Vormarsch auf Kabul

Afghanistan: Immer mehr Städte in Hand der Taliban

Ausland
13.08.2021 14:14

Innerhalb einer Woche haben die militant-islamistischen Taliban 18 von 34 Provinzhauptstädten in Afghanistan eingenommen. Zuletzt eroberten sie die Stadt Pul-i-Alam, die nur etwa 70 Kilometer südlich der Hauptstadt Kabul liegt. Zwei weitere Provinzhauptstädte im Süden des Landes wurden offenbar friedlich an die Islamisten übergeben. Die NATO kommt angesichts des raschen Taliban-Vormarsches am Freitag zu einer Sondersitzung zusammen.

Pul-i-Alam mit seinen geschätzt 120.000 Einwohnern ist die Hauptstadt der Provinz Logar im Osten des Landes. Die Islamisten hätten die wichtigsten Regierungseinrichtungen der Stadt übernommen und den Provinzgouverneur sowie den Geheimdienstchef gefangen genommen, sagten offizielle Vertreter am Freitag. Aus Sicherheitskreisen heißt es seit Längerem, dass in der Provinz Logar Taliban-Kämpfer für einen Angriff auf Kabul versammelt werden. Die Taliban kontrollieren fünf der sieben Bezirke, zwei weitere sind umkämpft. Von Pul-i-Alam sind es nur rund eineinhalb Stunden mit dem Auto in die Hauptstadt.

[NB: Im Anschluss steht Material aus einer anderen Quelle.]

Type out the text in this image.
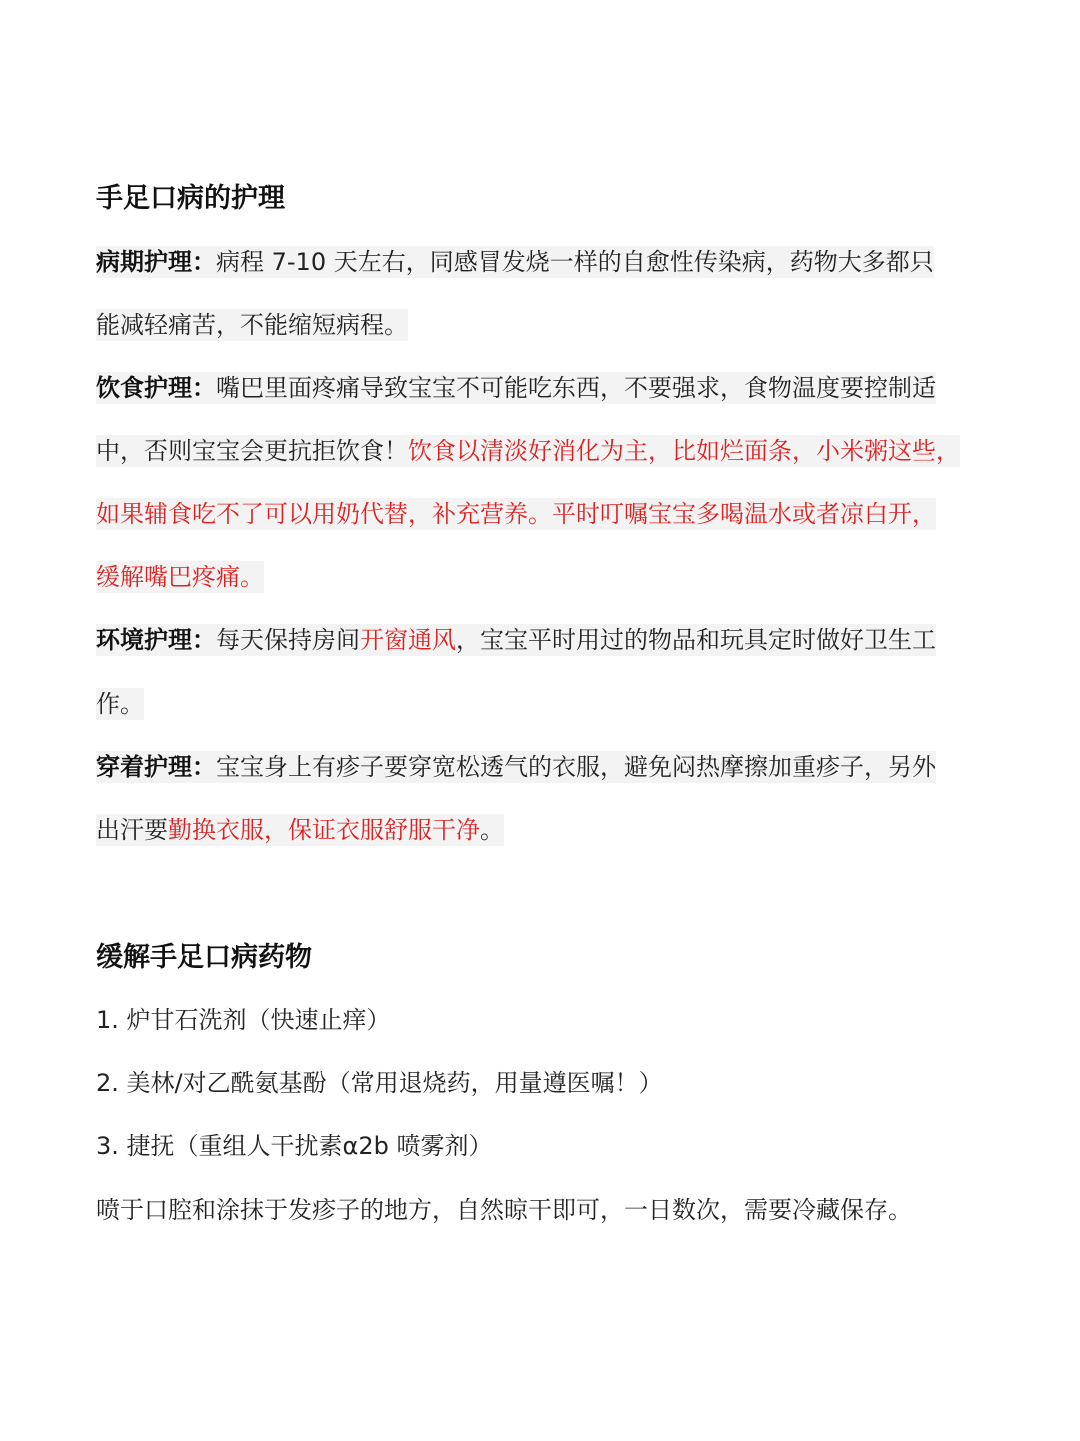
手足口病的护理
病期护理：病程 7-10 天左右，同感冒发烧一样的自愈性传染病，药物大多都只
能减轻痛苦，不能缩短病程。
饮食护理：嘴巴里面疼痛导致宝宝不可能吃东西，不要强求，食物温度要控制适
中，否则宝宝会更抗拒饮食！饮食以清淡好消化为主，比如烂面条，小米粥这些，
如果辅食吃不了可以用奶代替，补充营养。平时叮嘱宝宝多喝温水或者凉白开，
缓解嘴巴疼痛。
环境护理：每天保持房间开窗通风，宝宝平时用过的物品和玩具定时做好卫生工
作。
穿着护理：宝宝身上有疹子要穿宽松透气的衣服，避免闷热摩擦加重疹子，另外
出汗要勤换衣服，保证衣服舒服干净。
缓解手足口病药物
1. 炉甘石洗剂（快速止痒）
2. 美林/对乙酰氨基酚（常用退烧药，用量遵医嘱！）
3. 捷抚（重组人干扰素α2b 喷雾剂）
喷于口腔和涂抹于发疹子的地方，自然晾干即可，一日数次，需要冷藏保存。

Sicherheitskräfte übergaben Städte kampflos
Mit Tirinkot in der Provinz Urusgan und Kalat in der Provinz Sabul übernahmen die Taliban zwei weitere Provinzhauptstädte im Süden des Landes. Das bestätigten lokale Behördenvertreter am Freitag. Demnach sind beide Städte friedlich an die Islamisten übergeben worden. In Tirinkot mit geschätzt 116.000 Einwohnern hätten sich alle Sicherheitskräfte den Taliban ergeben, sagte ein Parlamentarier. Sie hätten ohnehin nirgendwohin fliehen können, weil alle Straßen aus der Stadt von den Islamisten blockiert worden seien.

In Kalat hatten sich Sicherheitskräfte in den vergangenen Wochen am äußeren Ring der Stadt immer wieder Gefechte mit den Taliban geliefert. Nun wurde auch diese Stadt kampflos übergeben. In der Nacht auf Freitag war die zweitgrößte Stadt Kandahar im Süden des Landes an die Taliban gefallen, Freitagfrüh noch die wichtige Stadt Laschkargah in Kandahars Nachbarprovinz Helmand.

Experte: Schneller Vormarsch nicht überraschend
Für den österreichisch-afghanischen Autor und Journalisten Emran Feroz kommt der rasche Vormarsch der Taliban nicht überraschend. In den umliegenden Distrikten der Großstädte wie Kandahar und Herat hätten sich die Taliban schon seit Jahren festgesetzt. Jetzt werde der Moment genutzt, „nun zeigen sie sich“, sagt Feroz im Gespräch mit dem Sender Puls 24. „Das führt zu einer Demoralisierung der Regierungstruppen, weshalb viele von ihnen aufgeben“, erklärt er (siehe auch Video oben).

NATO kommt zu Sondersitzung zusammen
Indes kommt die NATO angesichts der dramatischen Lage am Freitag zu einer Sondersitzung zusammen. Laut NATO-Kreisen wird Generalsekretär Jens Stoltenberg eine Sitzung der NATO-Botschafter leiten. Zentrales Thema sollen demnach Evakuierungsmaßnahmen in Afghanistan sein.